Last night, I welcomed two Palestinian farmers to Dublin. Mona and Fayez al-Taneeb have been living in the shadow of Israel’s illegal annexation wall since 2003, fighting against the demolition of their farm and the confiscation of their land by a commercial Israeli settlement.
The very presence of this settlement is a gross violation of international law, but this offers little consolation to the people whose lives hang in the balance. Encroachment continues, land is seized, and more than 40 per cent of the West Bank has now been taken, undermining the viability of a sustainable Palestinian state.
Mona and Fayez travelled all the way from the West Bank to meet ordinary Irish people – farmers and community groups from around the country that have been fundraising, holding public meetings and opposing this injustice. They took long flights overnight but insisted they weren’t tired; buoyed instead by the level of support in a country with its own history of struggle against occupation.

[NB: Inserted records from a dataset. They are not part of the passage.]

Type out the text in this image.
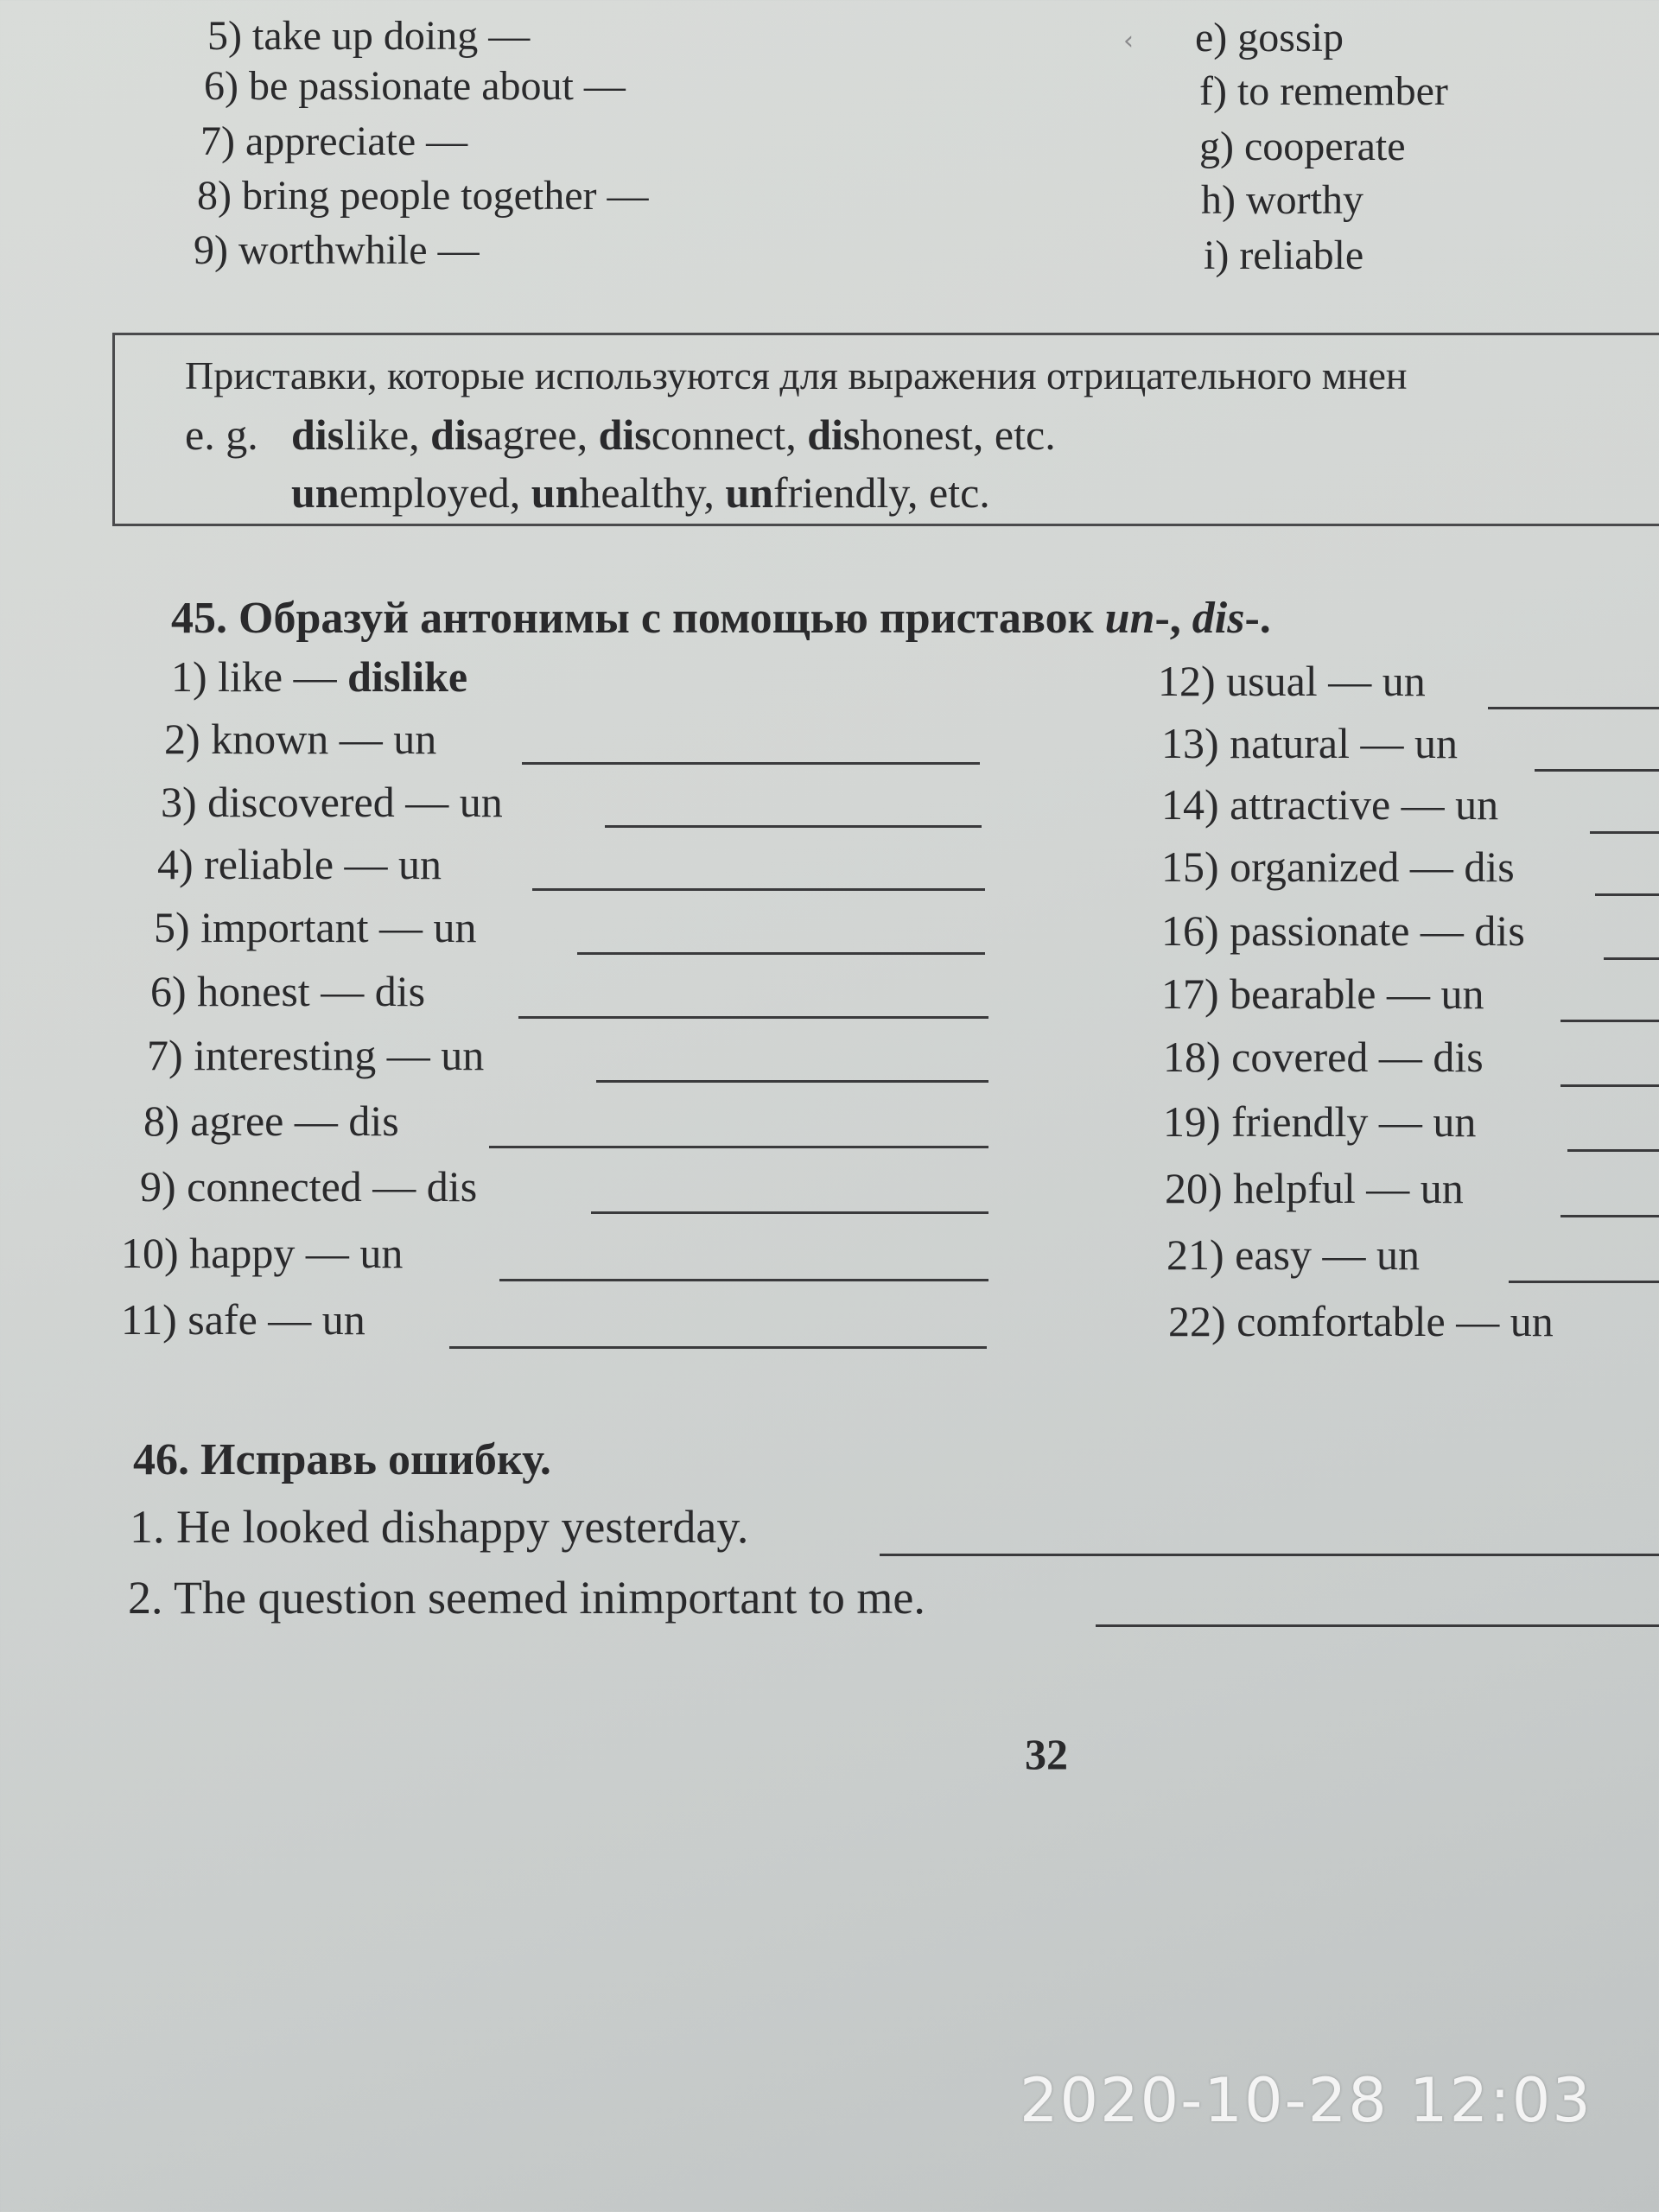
‹
5) take up doing —
6) be passionate about —
7) appreciate —
8) bring people together —
9) worthwhile —
e) gossip
f) to remember
g) cooperate
h) worthy
i) reliable
Приставки, которые используются для выражения отрицательного мнен
e. g. dislike, disagree, disconnect, dishonest, etc.
unemployed, unhealthy, unfriendly, etc.
45. Образуй антонимы с помощью приставок un-, dis-.
1) like — dislike
2) known — un
3) discovered — un
4) reliable — un
5) important — un
6) honest — dis
7) interesting — un
8) agree — dis
9) connected — dis
10) happy — un
11) safe — un
12) usual — un
13) natural — un
14) attractive — un
15) organized — dis
16) passionate — dis
17) bearable — un
18) covered — dis
19) friendly — un
20) helpful — un
21) easy — un
22) comfortable — un
46. Исправь ошибку.
1. He looked dishappy yesterday.
2. The question seemed inimportant to me.
32
2020-10-28 12:03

This afternoon they will be in Leinster House, watching as Seanad Éireann votes on the Occupied Territories Bill – legislation I tabled to end Irish trade in goods produced in illegal settlements in occupied territories, including those that are cutting Fayez and Mona’s land in half.

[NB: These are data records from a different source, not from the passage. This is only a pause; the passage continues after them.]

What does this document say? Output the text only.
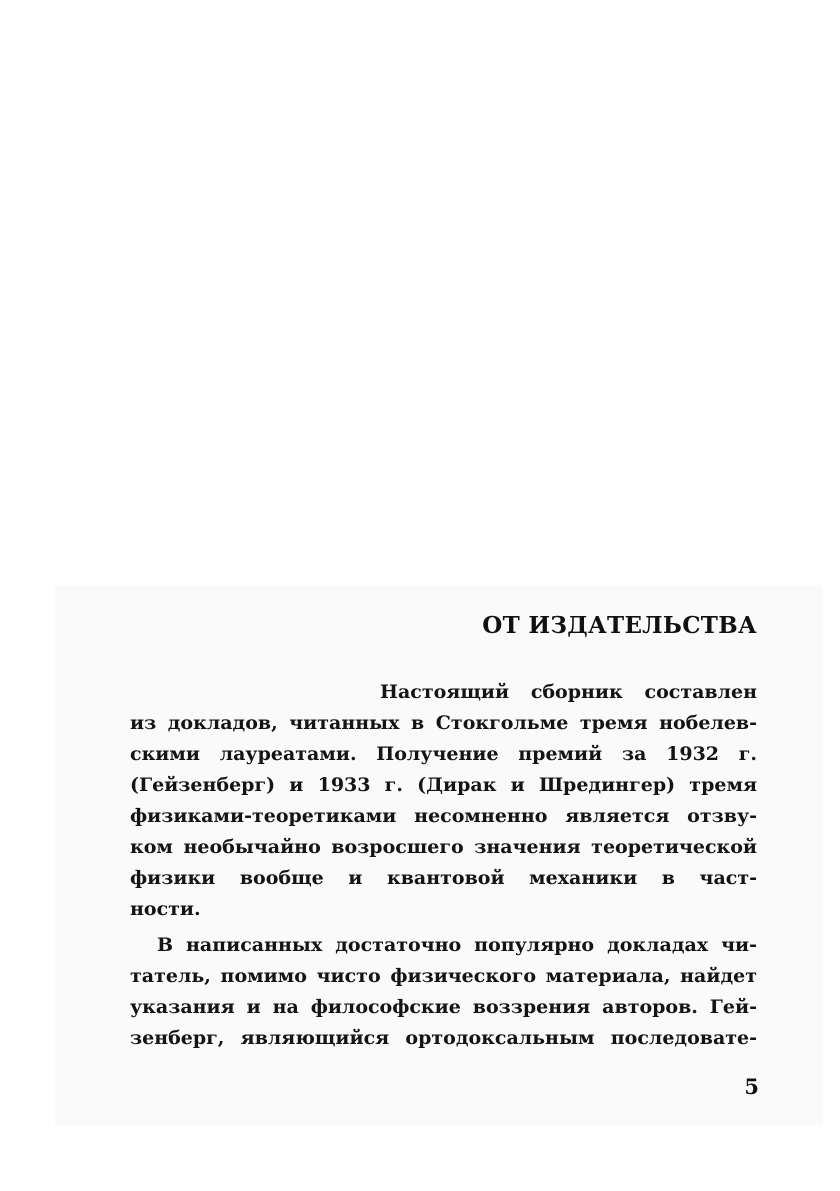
ОТ ИЗДАТЕЛЬСТВА
Настоящий сборник составлен
из докладов, читанных в Стокгольме тремя нобелев-
скими лауреатами. Получение премий за 1932 г.
(Гейзенберг) и 1933 г. (Дирак и Шредингер) тремя
физиками-теоретиками несомненно является отзву-
ком необычайно возросшего значения теоретической
физики вообще и квантовой механики в част-
ности.
В написанных достаточно популярно докладах чи-
татель, помимо чисто физического материала, найдет
указания и на философские воззрения авторов. Гей-
зенберг, являющийся ортодоксальным последовате-
5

Though these settlements are repeatedly condemned as illegal by the European Union, United Nations and Irish Government, they continue to extract valuable natural resources and agricultural produce.
These goods are exported and sold on shelves around the world, including in Ireland, to keep the show on the road. There is a clear hypocrisy here – how can we condemn the settlements as “unambiguously illegal”, as theft of land and resources, but happily buy the proceeds of this crime?
War crime
I saw the impact of settlement expansion when I visited the West Bank this year: the restrictions on movement, the shrinking space for housing and healthcare, the lack of electricity. I witnessed the crushing indignity of a Palestinian community cut off from their water supply so that it could be diverted to an Israeli chicken farm. That commercial settlement, built on stolen land beyond internationally recognised borders, is a war crime. Is the moral response to condemn the illegality, but then ask how much for the eggs?
Ultimately, trade in settlement goods sustains injustice. We can criticise all we want, but years of empty rhetoric simply have not worked. As long as we buy their produce and they stay profitable, nothing will change.
Ireland is entitled to disassociate from what the EU itself condemns as clear breaches of international law
The human cost is what concerns me: the little girl whose horizons are bounded by soldiers and a concrete wall, whose family suffers from deprivation because they can no longer farm their own land. The child who goes without eating because what was once food on the table is now harvested and sold around the world to pay for occupation.
I believe Ireland has a duty to oppose this, and ending trade in settlement goods is a clear, tangible way we can do so. It is not a radical demand: it seeks consistency in our foreign policy and disassociation from clear breaches of humanitarian law. It would not end trade in Israeli produce, only goods produced in settlements beyond its borders – long condemned by Ireland and its EU partners as illegal.
Unilateral change
This distinction is important. Some argue that, as an EU member state, we cannot change trade policy unilaterally. But the legal permissibility of the Bill under EU and World Trade Organisation trade rules is outlined in detailed opinions by Michael Lynn, senior counsel in Ireland, and James Crawford, professor of international law at Cambridge University, sitting International Court of Justice judge and one of the world’s most eminent and authoritative legal scholars.
Given the illegality of the settlements, Ireland is entitled under article 36 of the Treaties of the European Union to disassociate from what the EU itself condemns as clear breaches of international law. The Bill is also drafted generally, applicable to occupations anywhere in the world, if the Oireachtas agrees and the evidence is there. The principle is the same: Ireland should oppose war crimes, no matter where they’re committed.
In many ways this legal back-and-forth reminds me of the brave Dunnes Stores workers in the 1980s, and concerns that banning produce from apartheid South Africa could upset EC rules. Ultimately, Ireland was willing to show leadership on that issue – to make the case internationally and chart a path for others to follow. The same applies today: we have the legal capacity to pursue this, if the political will is there.
This afternoon I will be calling on my Oireachtas colleagues to show that it is – to state firmly that Irish foreign policy will always stand on the side of international law, human rights and justice.